Words: James Frostick
Brisbane’s The Goon Sax return with the first taste of their upcoming second album We’re Not Talking. Lead single ‘She Knows’ finds the band in an isolated headspace, looking for answers to questions that inevitably arise as one passes into adulthood.
For the most part, The Goon Sax took people unawares. Few were prepared for the combination of earnest emotion and accomplished musicianship from a group of high-school kids, but Up To Anything was a world beater and as a consequence we know that The Goon Sax deserve our ears. The Brisbane trio are making moves in the lead-up to their second album We’re Not Talking, which is shaping up to be another relatable romp through the emotions the golden years of adolescence.
The album’s first single ‘She Knows’ introduces vocalist James Harrison in an isolated mindset. He needs to talk to someone about what’s on his mind but no one is replying to his texts. When he pins someone down for a chat, they don’t seem to understand his point of view, further placing him as an outlier in his own friendship circle. The pieces aren’t fitting together neatly and James is losing hope. The crux of the disconnect seems to come from the heart, with the key lyric of the song “because I never knew what loved meant, and I still don’t” laying bare his confusion for all to see. The Goon Sax are reaching the age where big questions are asked and answers are hard to come by. Friends disappear as quickly as they appear and relationships take on a whole new meaning.
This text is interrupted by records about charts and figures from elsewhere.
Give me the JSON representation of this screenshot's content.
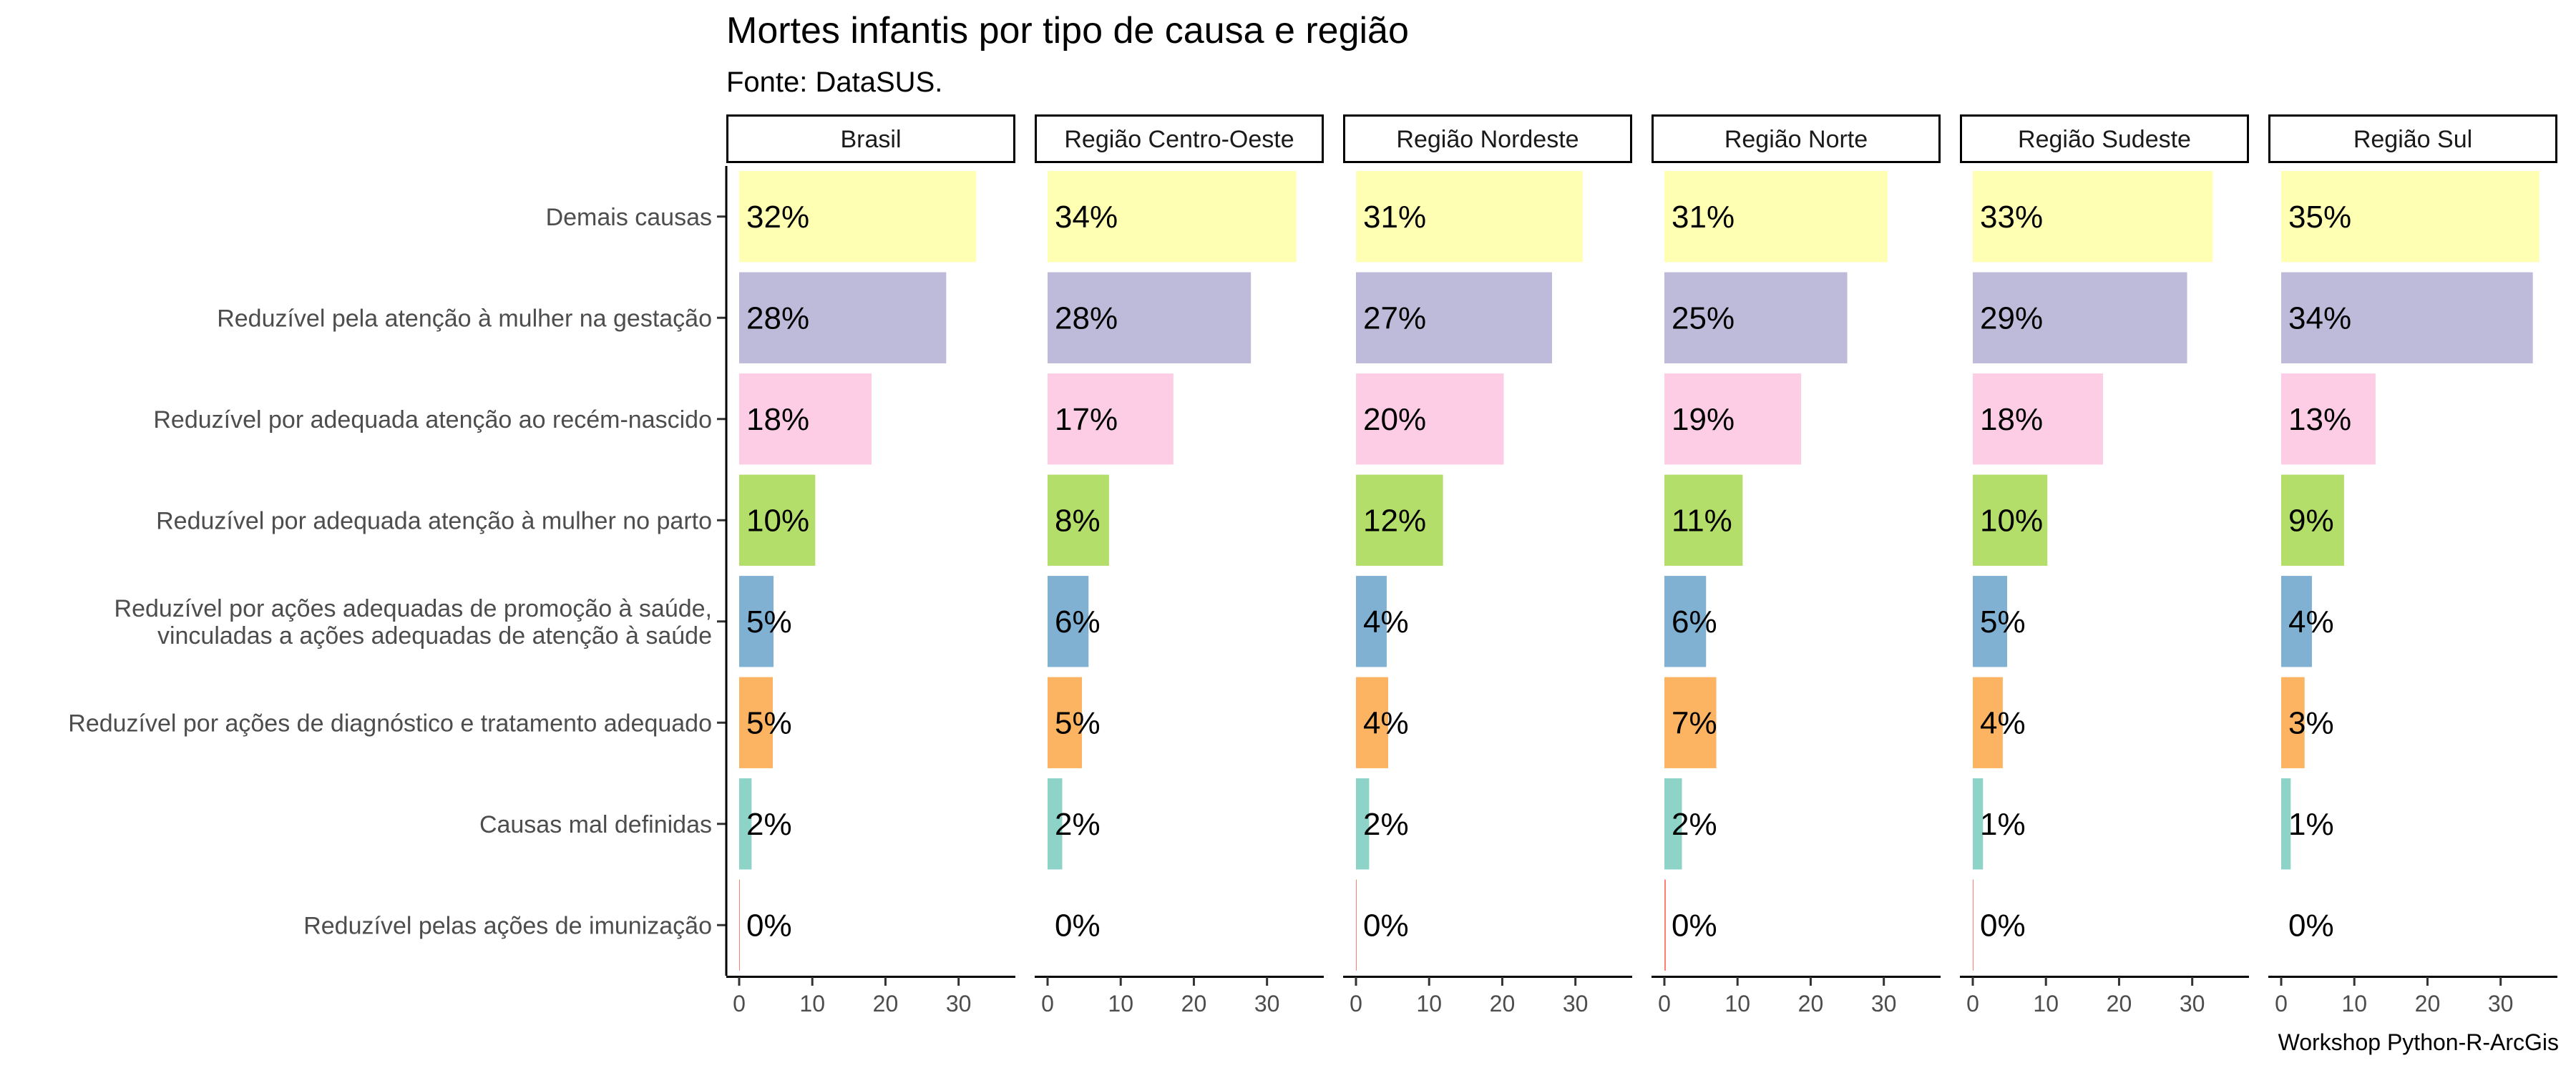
{
  "chart_data": {
    "type": "bar",
    "orientation": "horizontal",
    "title": "Mortes infantis por tipo de causa e região",
    "subtitle": "Fonte: DataSUS.",
    "caption": "Workshop Python-R-ArcGis",
    "xlim": [
      0,
      36
    ],
    "xticks": [
      0,
      10,
      20,
      30
    ],
    "grid": false,
    "legend": "none",
    "categories": [
      "Demais causas",
      "Reduzível pela atenção à mulher na gestação",
      "Reduzível por adequada atenção ao recém-nascido",
      "Reduzível por adequada atenção à mulher no parto",
      "Reduzível por ações adequadas de promoção à saúde,\nvinculadas a ações adequadas de atenção à saúde",
      "Reduzível por ações de diagnóstico e tratamento adequado",
      "Causas mal definidas",
      "Reduzível pelas ações de imunização"
    ],
    "colors": [
      "#FFFFB3",
      "#BEBADA",
      "#FCCDE5",
      "#B3DE69",
      "#80B1D3",
      "#FDB462",
      "#8DD3C7",
      "#FB8072"
    ],
    "panels": [
      {
        "name": "Brasil",
        "values": [
          32.4,
          28.3,
          18.1,
          10.4,
          4.7,
          4.6,
          1.7,
          0.1
        ],
        "labels": [
          "32%",
          "28%",
          "18%",
          "10%",
          "5%",
          "5%",
          "2%",
          "0%"
        ]
      },
      {
        "name": "Região Centro-Oeste",
        "values": [
          34.0,
          27.8,
          17.2,
          8.4,
          5.6,
          4.7,
          2.0,
          0.0
        ],
        "labels": [
          "34%",
          "28%",
          "17%",
          "8%",
          "6%",
          "5%",
          "2%",
          "0%"
        ]
      },
      {
        "name": "Região Nordeste",
        "values": [
          31.0,
          26.8,
          20.2,
          11.9,
          4.2,
          4.4,
          1.8,
          0.1
        ],
        "labels": [
          "31%",
          "27%",
          "20%",
          "12%",
          "4%",
          "4%",
          "2%",
          "0%"
        ]
      },
      {
        "name": "Região Norte",
        "values": [
          30.5,
          25.0,
          18.7,
          10.7,
          5.7,
          7.1,
          2.4,
          0.2
        ],
        "labels": [
          "31%",
          "25%",
          "19%",
          "11%",
          "6%",
          "7%",
          "2%",
          "0%"
        ]
      },
      {
        "name": "Região Sudeste",
        "values": [
          32.8,
          29.3,
          17.8,
          10.2,
          4.7,
          4.1,
          1.4,
          0.1
        ],
        "labels": [
          "33%",
          "29%",
          "18%",
          "10%",
          "5%",
          "4%",
          "1%",
          "0%"
        ]
      },
      {
        "name": "Região Sul",
        "values": [
          35.3,
          34.4,
          12.9,
          8.6,
          4.2,
          3.2,
          1.3,
          0.0
        ],
        "labels": [
          "35%",
          "34%",
          "13%",
          "9%",
          "4%",
          "3%",
          "1%",
          "0%"
        ]
      }
    ]
  }
}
Having written Up To Anything while still in high school, it made sense for The Goon Sax to dwell on awkward romantic flirtations and self-criticisms magnified – it’s almost always what anyone thinks about at that age. It was charming and oh-so-nostalgic – the embarrassment, sweaty hands, hormonal neuroses et al. Now, slightly removed from the hyper-intense and formative influence of high school, the group are progressing into the latter years of their teens and through to their early 20s – encountering the experiences that come with true independence. The press material is preparing us for a darker approach and a stronger musical identity – a sound that grows in complexity and power, but still boasts some of shaky-legged naiveté of youth.
As for the rest of the album’s emotional heft, well, time will tell what we’re in for. The phrase ‘we’re not talking’ hits home, though – perfectly summarising strained connections and the oft-childish behaviours that arise when feelings are hurt. I’d like to say you grow out of that sort of stuff, but I’m on the cusp of 30 and am still an immature shit at times. Do I even know what love means? Some issues you never shake. The Goon Sax seem to have the whole mess pegged and they’re barely in their 20s. Personally, I can’t wait to hear how the band has grown since 2016, and I know I’m not alone now.